By Wallace Mawire
Zimbabwe’s Ministry of Energy and Power Development is set to embark on a wind energy resource assessment in the country in a bid to promote the uptake of windmills for water pumping and for electricity generation, said Dr. Sosten Ziuku, Director for Energy Conservation and Renewable Energy in the Ministry.
In Zimbabwe, wind energy has largely been used for water pumping mainly on commercial farms. He said the use of the technology has since declined probably due to the use of other methods, frequent breakdown of windmills and the closure of companies that work in windmill design.
The majority of commercial farms have since started using utility electricity, diesel generators and solar for water pumping.

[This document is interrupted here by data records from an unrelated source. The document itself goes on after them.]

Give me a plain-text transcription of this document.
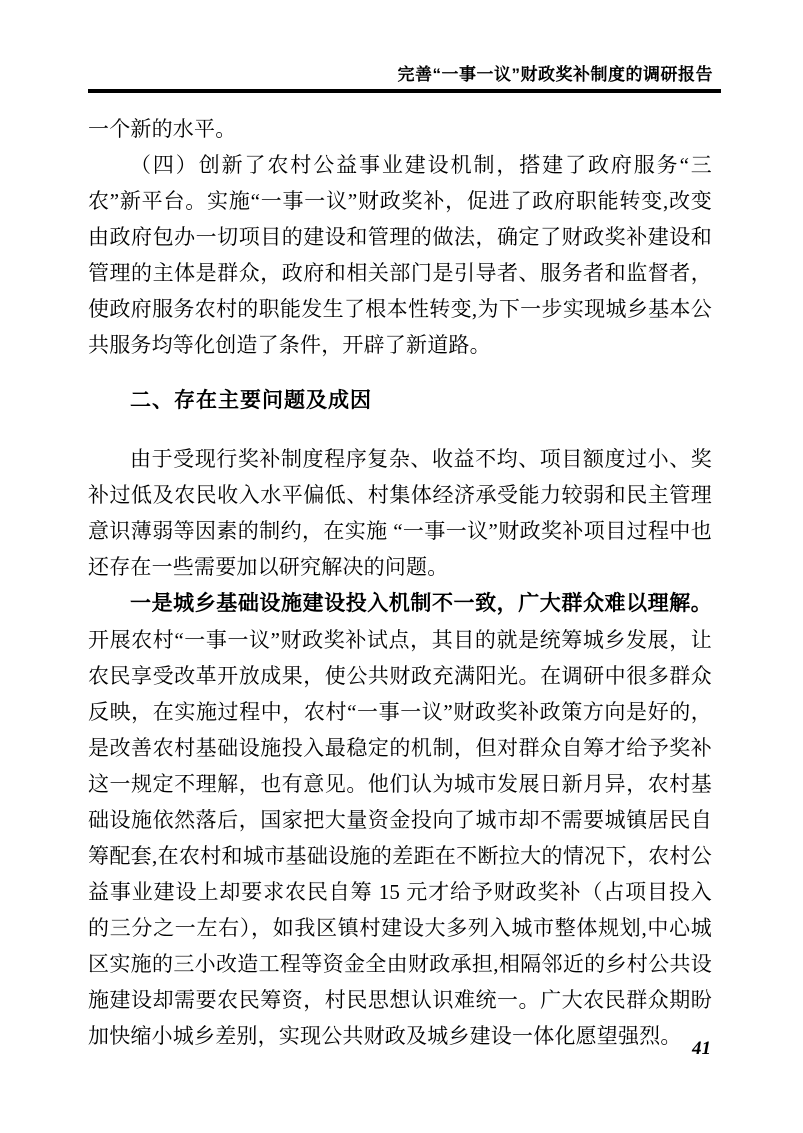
完善“一事一议”财政奖补制度的调研报告

一个新的水平。

（四）创新了农村公益事业建设机制，搭建了政府服务“三农”新平台。实施“一事一议”财政奖补，促进了政府职能转变,改变由政府包办一切项目的建设和管理的做法，确定了财政奖补建设和管理的主体是群众，政府和相关部门是引导者、服务者和监督者，使政府服务农村的职能发生了根本性转变,为下一步实现城乡基本公共服务均等化创造了条件，开辟了新道路。

二、存在主要问题及成因

由于受现行奖补制度程序复杂、收益不均、项目额度过小、奖补过低及农民收入水平偏低、村集体经济承受能力较弱和民主管理意识薄弱等因素的制约，在实施 “一事一议”财政奖补项目过程中也还存在一些需要加以研究解决的问题。

一是城乡基础设施建设投入机制不一致，广大群众难以理解。开展农村“一事一议”财政奖补试点，其目的就是统筹城乡发展，让农民享受改革开放成果，使公共财政充满阳光。在调研中很多群众反映，在实施过程中，农村“一事一议”财政奖补政策方向是好的，是改善农村基础设施投入最稳定的机制，但对群众自筹才给予奖补这一规定不理解，也有意见。他们认为城市发展日新月异，农村基础设施依然落后，国家把大量资金投向了城市却不需要城镇居民自筹配套,在农村和城市基础设施的差距在不断拉大的情况下，农村公益事业建设上却要求农民自筹 15 元才给予财政奖补（占项目投入的三分之一左右），如我区镇村建设大多列入城市整体规划,中心城区实施的三小改造工程等资金全由财政承担,相隔邻近的乡村公共设施建设却需要农民筹资，村民思想认识难统一。广大农民群众期盼加快缩小城乡差别，实现公共财政及城乡建设一体化愿望强烈。

41
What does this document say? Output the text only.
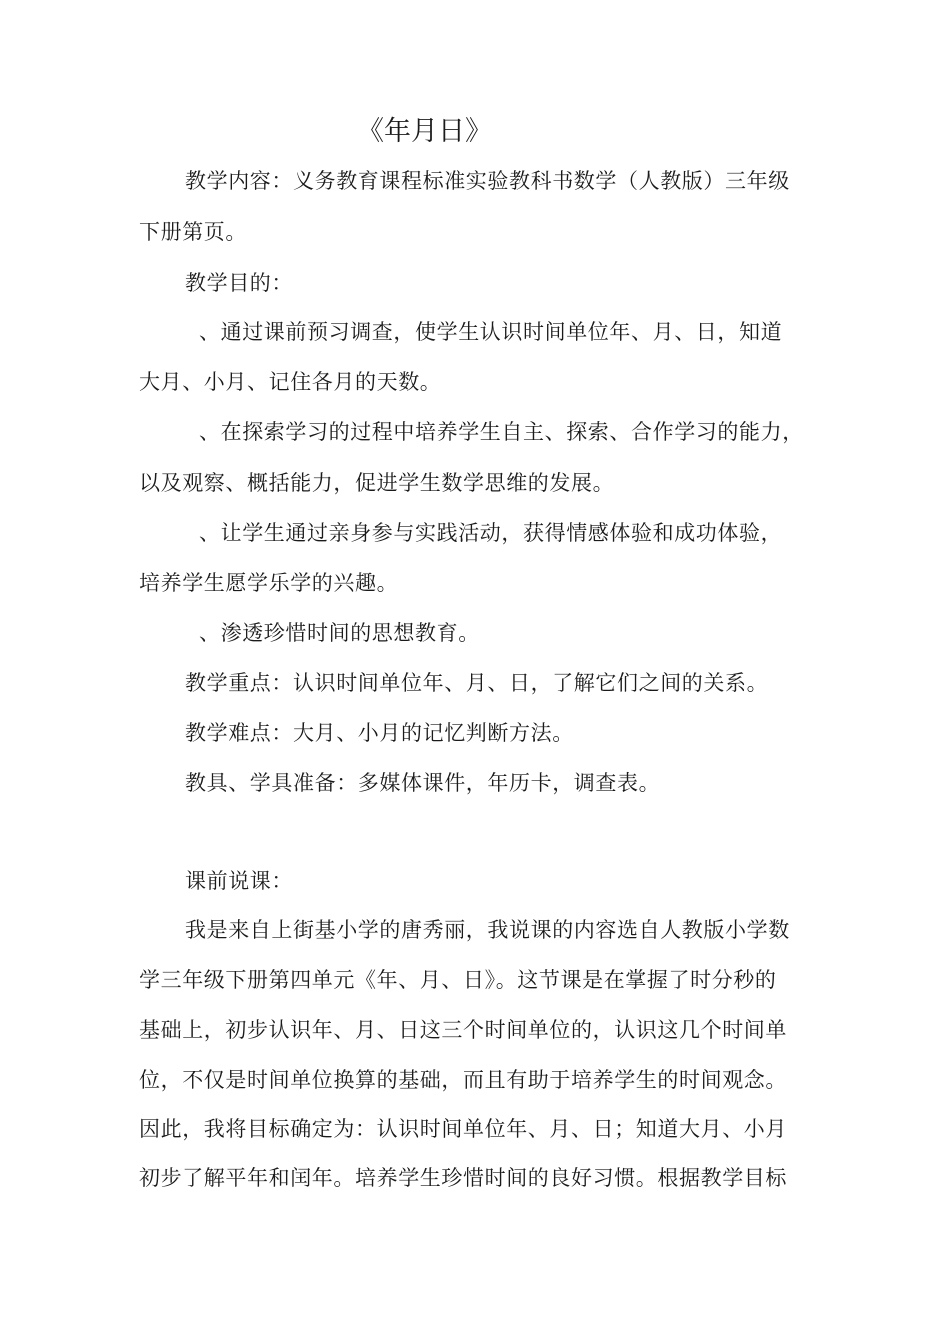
《年月日》
教学内容：义务教育课程标准实验教科书数学（人教版）三年级
下册第页。
教学目的：
、通过课前预习调查，使学生认识时间单位年、月、日，知道
大月、小月、记住各月的天数。
、在探索学习的过程中培养学生自主、探索、合作学习的能力，
以及观察、概括能力，促进学生数学思维的发展。
、让学生通过亲身参与实践活动，获得情感体验和成功体验，
培养学生愿学乐学的兴趣。
、渗透珍惜时间的思想教育。
教学重点：认识时间单位年、月、日，了解它们之间的关系。
教学难点：大月、小月的记忆判断方法。
教具、学具准备：多媒体课件，年历卡，调查表。
课前说课：
我是来自上街基小学的唐秀丽，我说课的内容选自人教版小学数
学三年级下册第四单元《年、月、日》。这节课是在掌握了时分秒的
基础上，初步认识年、月、日这三个时间单位的，认识这几个时间单
位，不仅是时间单位换算的基础，而且有助于培养学生的时间观念。
因此，我将目标确定为：认识时间单位年、月、日；知道大月、小月
初步了解平年和闰年。培养学生珍惜时间的良好习惯。根据教学目标
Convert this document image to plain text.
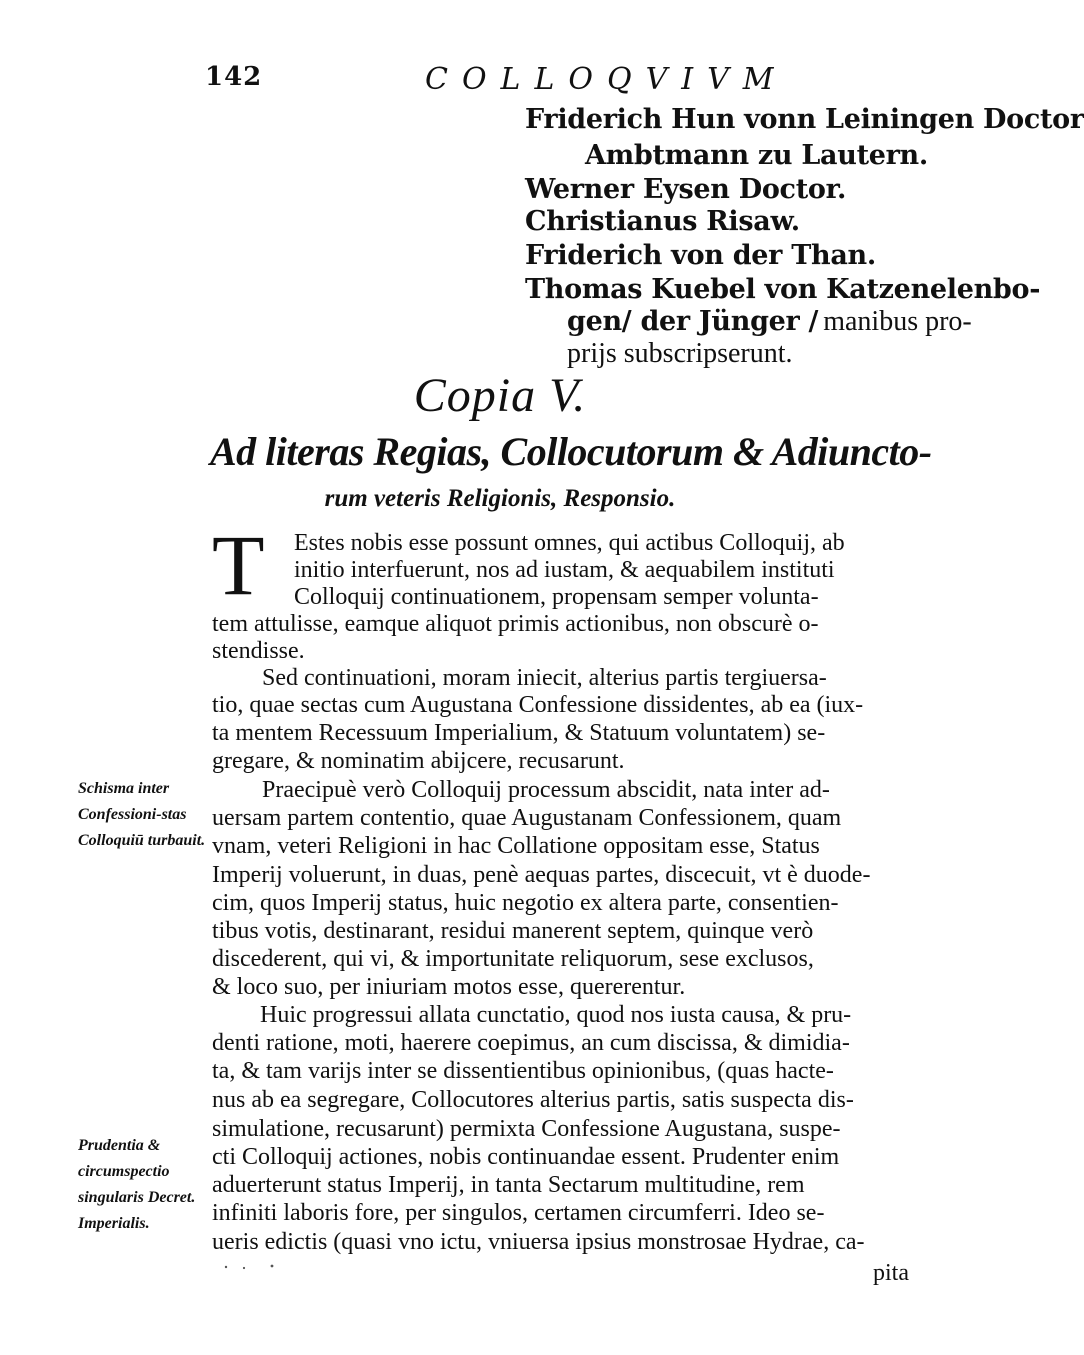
142	COLLOQVIVM
Friderich Hun vonn Leiningen Doctor
Ambtmann zu Lautern.
Werner Eysen Doctor.
Christianus Risaw.
Friderich von der Than.
Thomas Kuebel von Katzenelenbo-
gen/ der Jünger / manibus pro-
prijs subscripserunt.
Copia V.
Ad literas Regias, Collocutorum & Adiuncto-
rum veteris Religionis, Responsio.
T Estes nobis esse possunt omnes, qui actibus Colloquij, ab
initio interfuerunt, nos ad iustam, & aequabilem instituti
Colloquij continuationem, propensam semper volunta-
tem attulisse, eamque aliquot primis actionibus, non obscurè o-
stendisse.
Sed continuationi, moram iniecit, alterius partis tergiuersa-
tio, quae sectas cum Augustana Confessione dissidentes, ab ea (iux-
ta mentem Recessuum Imperialium, & Statuum voluntatem) se-
gregare, & nominatim abijcere, recusarunt.
Praecipuè verò Colloquij processum abscidit, nata inter ad-
uersam partem contentio, quae Augustanam Confessionem, quam
vnam, veteri Religioni in hac Collatione oppositam esse, Status
Imperij voluerunt, in duas, penè aequas partes, discecuit, vt è duode-
cim, quos Imperij status, huic negotio ex altera parte, consentien-
tibus votis, destinarant, residui manerent septem, quinque verò
discederent, qui vi, & importunitate reliquorum, sese exclusos,
& loco suo, per iniuriam motos esse, quererentur.
Huic progressui allata cunctatio, quod nos iusta causa, & pru-
denti ratione, moti, haerere coepimus, an cum discissa, & dimidia-
ta, & tam varijs inter se dissentientibus opinionibus, (quas hacte-
nus ab ea segregare, Collocutores alterius partis, satis suspecta dis-
simulatione, recusarunt) permixta Confessione Augustana, suspe-
cti Colloquij actiones, nobis continuandae essent. Prudenter enim
aduerterunt status Imperij, in tanta Sectarum multitudine, rem
infiniti laboris fore, per singulos, certamen circumferri. Ideo se-
ueris edictis (quasi vno ictu, vniuersa ipsius monstrosae Hydrae, ca-
pita
Schisma inter Confessioni-stas Colloquiū turbauit.
Prudentia & circumspectio singularis Decret. Imperialis.
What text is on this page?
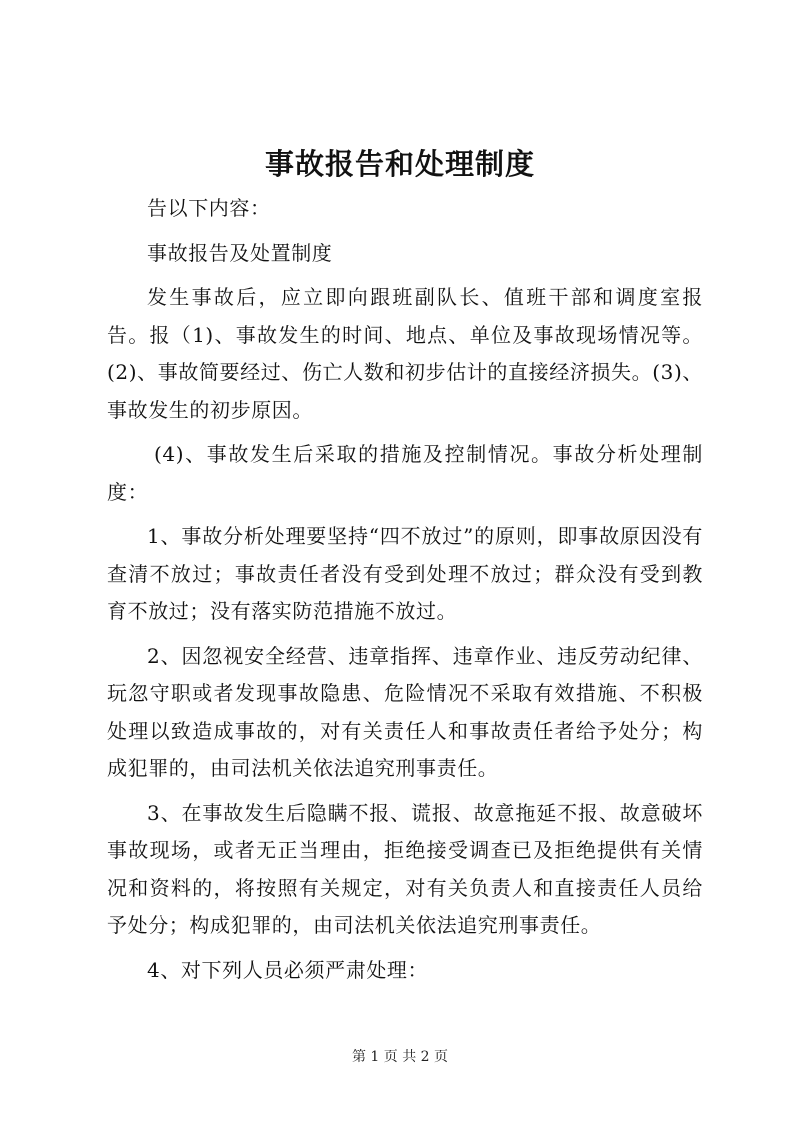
事故报告和处理制度

告以下内容：

事故报告及处置制度

发生事故后，应立即向跟班副队长、值班干部和调度室报告。报（1)、事故发生的时间、地点、单位及事故现场情况等。(2)、事故简要经过、伤亡人数和初步估计的直接经济损失。(3)、事故发生的初步原因。

(4)、事故发生后采取的措施及控制情况。事故分析处理制度：

1、事故分析处理要坚持“四不放过”的原则，即事故原因没有查清不放过；事故责任者没有受到处理不放过；群众没有受到教育不放过；没有落实防范措施不放过。

2、因忽视安全经营、违章指挥、违章作业、违反劳动纪律、玩忽守职或者发现事故隐患、危险情况不采取有效措施、不积极处理以致造成事故的，对有关责任人和事故责任者给予处分；构成犯罪的，由司法机关依法追究刑事责任。

3、在事故发生后隐瞒不报、谎报、故意拖延不报、故意破坏事故现场，或者无正当理由，拒绝接受调查已及拒绝提供有关情况和资料的，将按照有关规定，对有关负责人和直接责任人员给予处分；构成犯罪的，由司法机关依法追究刑事责任。

4、对下列人员必须严肃处理：

第 1 页 共 2 页
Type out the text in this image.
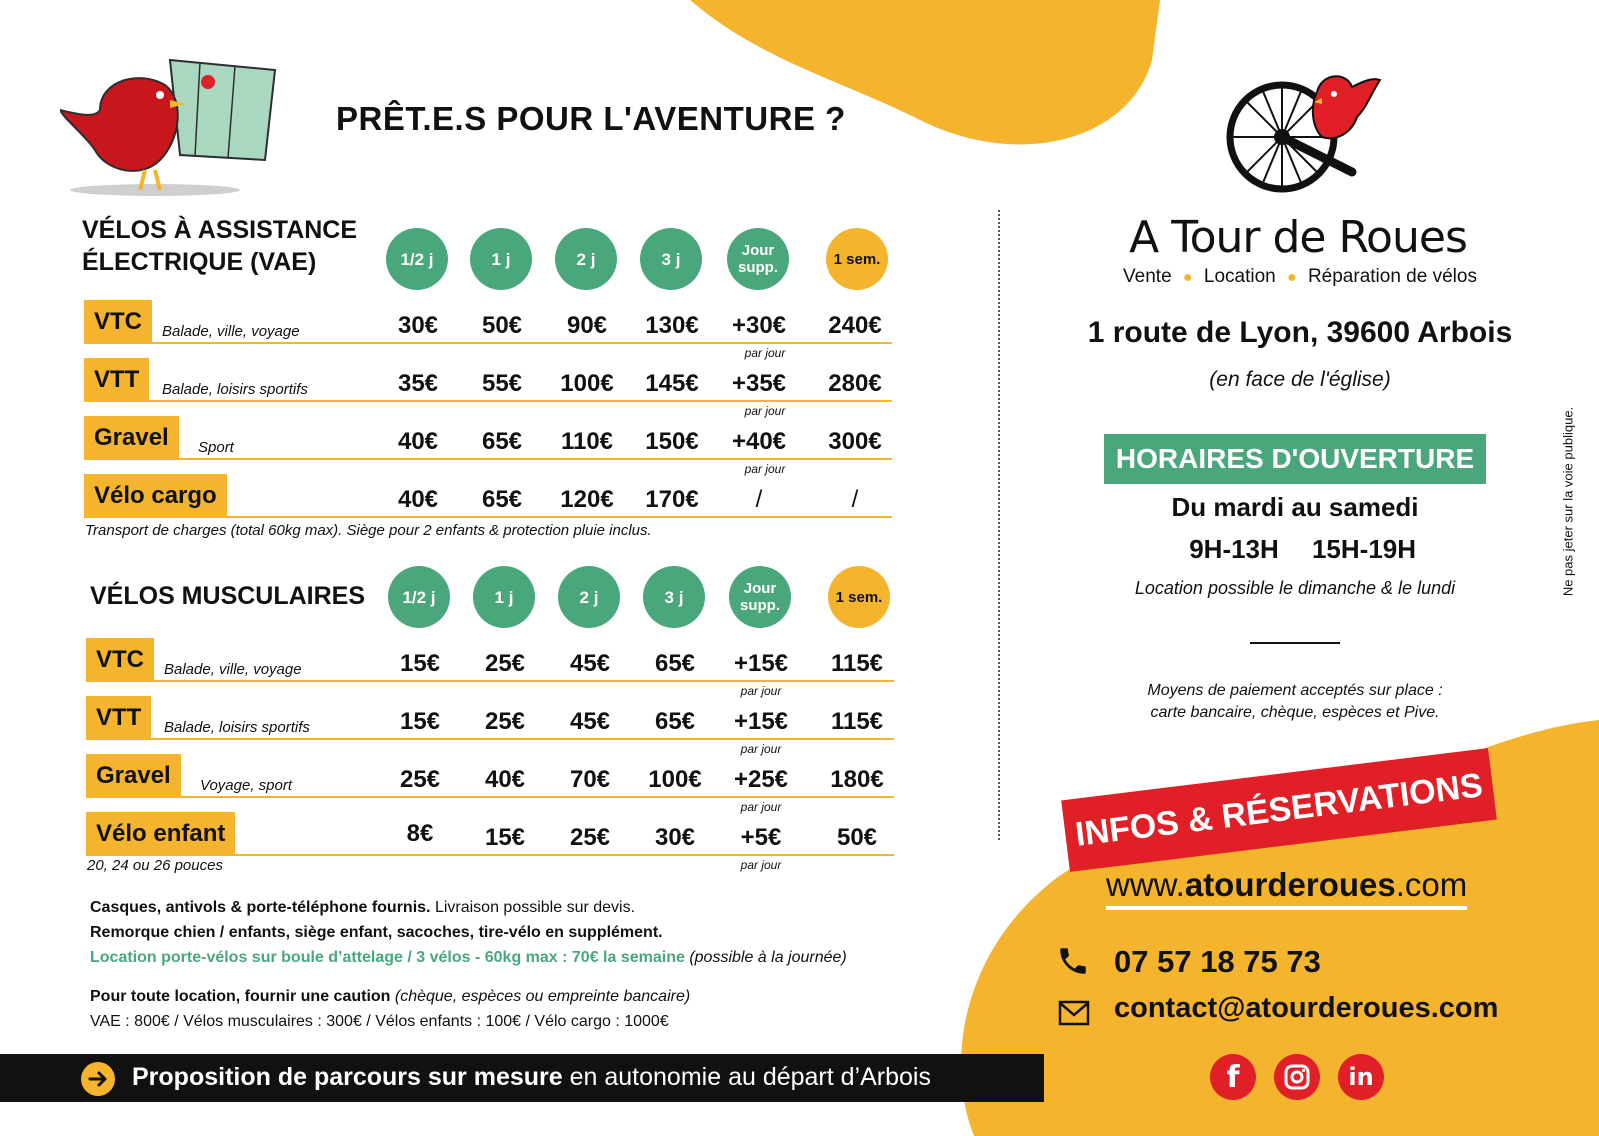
PRÊT.E.S POUR L'AVENTURE ?
VÉLOS À ASSISTANCE
ÉLECTRIQUE (VAE)	1/2 j	1 j	2 j	3 j	Jour
supp.	1 sem.
VTC	Balade, ville, voyage	30€	50€	90€	130€	+30€	240€
par jour
VTT	Balade, loisirs sportifs	35€	55€	100€	145€	+35€	280€
par jour
Gravel	Sport	40€	65€	110€	150€	+40€	300€
par jour
Vélo cargo	40€	65€	120€	170€	/	/
Transport de charges (total 60kg max). Siège pour 2 enfants & protection pluie inclus.
VÉLOS MUSCULAIRES	1/2 j	1 j	2 j	3 j	Jour
supp.	1 sem.
VTC	Balade, ville, voyage	15€	25€	45€	65€	+15€	115€
par jour
VTT	Balade, loisirs sportifs	15€	25€	45€	65€	+15€	115€
par jour
Gravel	Voyage, sport	25€	40€	70€	100€	+25€	180€
par jour
Vélo enfant	8€	15€	25€	30€	+5€	50€
par jour
20, 24 ou 26 pouces
Casques, antivols & porte-téléphone fournis. Livraison possible sur devis.
Remorque chien / enfants, siège enfant, sacoches, tire-vélo en supplément.
Location porte-vélos sur boule d’attelage / 3 vélos - 60kg max : 70€ la semaine (possible à la journée)
Pour toute location, fournir une caution (chèque, espèces ou empreinte bancaire)
VAE : 800€ / Vélos musculaires : 300€ / Vélos enfants : 100€ / Vélo cargo : 1000€
Proposition de parcours sur mesure en autonomie au départ d’Arbois
A Tour de Roues
Vente ● Location ● Réparation de vélos
1 route de Lyon, 39600 Arbois
(en face de l'église)
HORAIRES D'OUVERTURE
Du mardi au samedi
9H-13H	15H-19H
Location possible le dimanche & le lundi
Moyens de paiement acceptés sur place :
carte bancaire, chèque, espèces et Pive.
INFOS & RÉSERVATIONS
www.atourderoues.com
07 57 18 75 73
contact@atourderoues.com
f	in
Ne pas jeter sur la voie publique.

“However, the cost of generating electricity using renewable energy technologies has been decreasing worldwide. More importantly, the capital cost of wind technologies has decreased significantly. It is against this background that the Ministry of Energy and Power Development wishes to promote the uptake of windmills for water pumping and for electricity generation. Wind energy, is a free renewable energy resource unlike other fuels such as diesel or coal,” Ziuku said.
For a number of years, it was believed that Zimbabwe did not have wind speeds sufficient for power generation. However, with the advancement in wind turbine technology, it is now possible to harness the resource at lower wind speeds for power generation. Previously, wind turbines had cut-in speeds as high as 12 meters per second but nowadays it is as low as 3 meters per second. The cut-in wind speed is the speed at which the turbine starts to rotate and generate power or pump water, according to Ziuku.
He added that when Zimbabwe joined the International Renewable Energy Agency (IRENA), the Government got a lot of assistance in as far as renewable energy resources assessment is concerned. In 2014/15, IRENA through its Africa Clean Energy Corridor Programme identified solar photovoltaic (PV), concentrating solar power (CSP) and wind energy zones covering countries in the Power-Pools of Eastern and Southern Africa. The zones or areas suitable for wind power generation were identified by considering access to roads, terrain, proximity to load centres, and land use (protected areas and other productive purposes) to derive a levelised cost of electricity. In Zimbabwe, the areas or zones with high potential for wind power include the middle-veld from the south to the north-east. These results were arrived at by processing satellite data.
The wind zones in Zimbabwe were theoretically mapped using satellite data.
“Consequently, there is therefore a need to confirm the results of the satellite study through experimental data. This can only be done by going to the zones and sites identified by IRENA and physically record wind speeds and perform other related measurements,” Dr Ziuku added.
Ziuku said the Meteorological Services Department has been measuring and recording wind speed data at heights of 10m above the ground but this height is not very helpful since wind turbines are usually mounted on hub heights of up to 80 meters above the ground.
In the project to be implemented, wind speed measurements will be done using wind masts of up to 100 meters high. The Ministry of Energy also expects to start with three sites working with experts and consultants from outside the Ministry.
Ziuku said the activities are being done in order to create an accurate database of the wind resource available in Zimbabwe through measurement and analysis and a wind power map of the country will be produced.
“This will help the country plan for renewable energy projects. The data and information generated will be used in designing large scale wind power projects, off-grid and mini-grid electrification projects, water pumping and climate change research, amongst other energy needs,” Ziuku said.